Foam insulation is relatively hard to ignite (all manufacturers now install an ignition barrier along with the moisture vapor lining) but when ignited, it burns readily and emits a dense, black, smoke containing many toxic gases. The combustion characteristics of foam insulation products vary with temperature and available air.
Because of the dangers described above, foams used for construction require a covering as a fire barrier. One half-inch thick (1.27 cm) gypsum wallboard is one of the most common fire barriers. Some building codes, however, do not require an additional fire barrier for certain metal-faced laminated foam products. These are considered stand alone products.
Check with your local building code/fire officials, and insurers for specific information on what is permitted in your area- most require the d/wall and that's it.
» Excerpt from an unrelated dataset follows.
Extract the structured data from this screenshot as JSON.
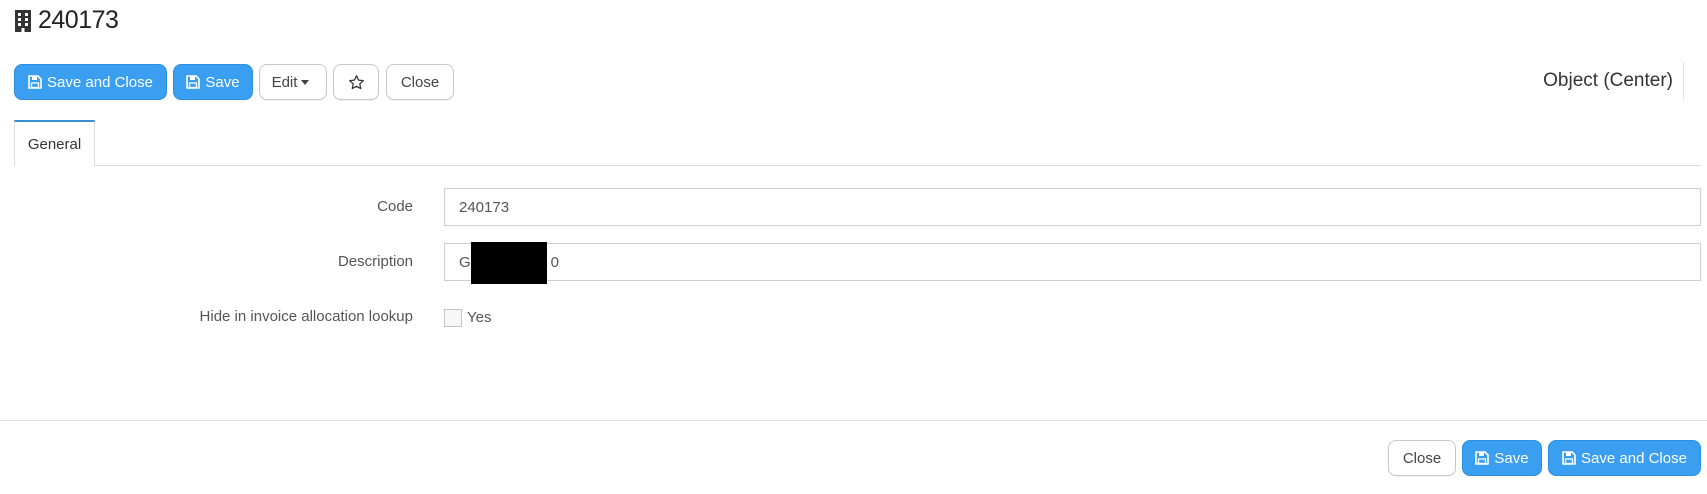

basement itself is dry,no water in the ten years I have been there.Applied drylock to the walls ten years back,and it has never discolored in any way,on any part of the walls.
If that's the case-
I'd fore-go the foam; just stud and insulate with unfaced f/glass batts.
You'll get around an R-15 total (subterraneum poured concrete wall and f/glass batts for 2X4 wall)
Rigid foam board is not only the easiest, fastest and easiest way to insulate a basement. It is the method recommended by the U.S. Department of Energy, as the safest and most efficient for basements and below grade structures.
Foam board is 100% waterproof, inorganic and, does not absorb water, thus eliminating the main 3 components that would support mold growth. It should be placed straight against the walls, eliminating the need for studs against the wall, which also poses a huge mold hazard.
They recommend you to seal the joints between boards and then place furry strips on top of the boards to hang drywall.
Whatever you do, do NOT use fiberglass in below grade structures. Make no mistake: even if your basement looks dry as a bone, there is always some level of ground moisture seeping through the concrete. Concrete is porous. If the ground around the foundation gets wet, the water infiltrates the walls.
Fiberglass will soak up the moisture, become wet, and as it does, it will lose almost all its R-Value.
Fiberglass also only works wen evenly spread. But when it gets wet, it sags with the weight, opening holes in the insulation blanket.
Batches are also usually held together with an urea base compost, which attracts mold.
Actually, in the waterproofing and mold remediation industries, they call fiberglass mold candy!
I am placing a link to the US Dept of Energy's Basement Insulation PDF brochure on Basement Insulation (http://www.eere.energy.gov/buildings/building_america/pdfs/db/35017.pdf - broken link).
I strongly suggest you take at look at it.
I did nto want to use that stuff because it produces dangerous fumes in a fire. ,,,,.
I would suggest not being in the house if it is on fire.